Selon une source policière, les faits se sont produits vers 14 h 20 dans le sas du commissariat de cette ville de près de 26 000 habitants, située à une soixantaine de kilomètres au sud-ouest de Paris. La fonctionnaire administrative, en arrêt cardiorespiratoire, est morte sur place, en dépit de l’intervention des pompiers.
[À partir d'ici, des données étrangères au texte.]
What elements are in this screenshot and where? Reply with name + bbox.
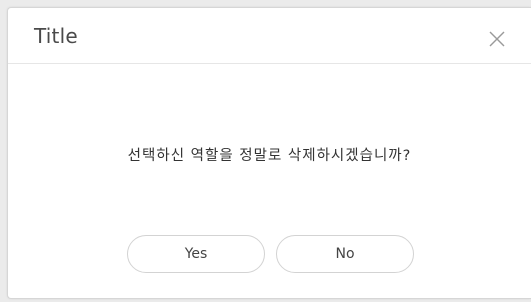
no-button[interactable]: No	[276, 235, 414, 273]
dialog-title: Title	[34, 24, 78, 48]
close-icon[interactable]	[488, 30, 506, 48]
confirm-dialog: Title 선택하신 역할을 정말로 삭제하시겠습니까? Yes No	[7, 7, 531, 299]
dialog-message: 선택하신 역할을 정말로 삭제하시겠습니까?	[127, 148, 412, 164]
dialog-header: Title	[8, 8, 531, 64]
yes-button[interactable]: Yes	[127, 235, 265, 273]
D’après les premiers éléments recueillis par des témoins sur place, l’agresseur, un homme de nationalité tunisienne en situation régulière, aurait été aperçu en train d’effectuer plusieurs passages devant le commissariat, son téléphone à la main. Il aurait ensuite profité de l’entrée de la victime dans le sas de sécurité à double porte de l’hôtel de police pour s’engouffrer à sa suite et attendre que la porte se referme, verrouillant ainsi le dispositif de contrôle électronique de l’entrée.
Motivations inconnues
L’individu aurait ensuite brandi un couteau, sous les yeux des fonctionnaires installés au poste d’accueil du commissariat, de l’autre côté de la vitre sécurisée du sas, avant de poignarder l’agente administrative. Après avoir déverrouillé la porte du sas, l’un des policiers a ouvert le feu à deux reprises sur l’assaillant. Celui-ci est mort après avoir été touché par les deux tirs du policier.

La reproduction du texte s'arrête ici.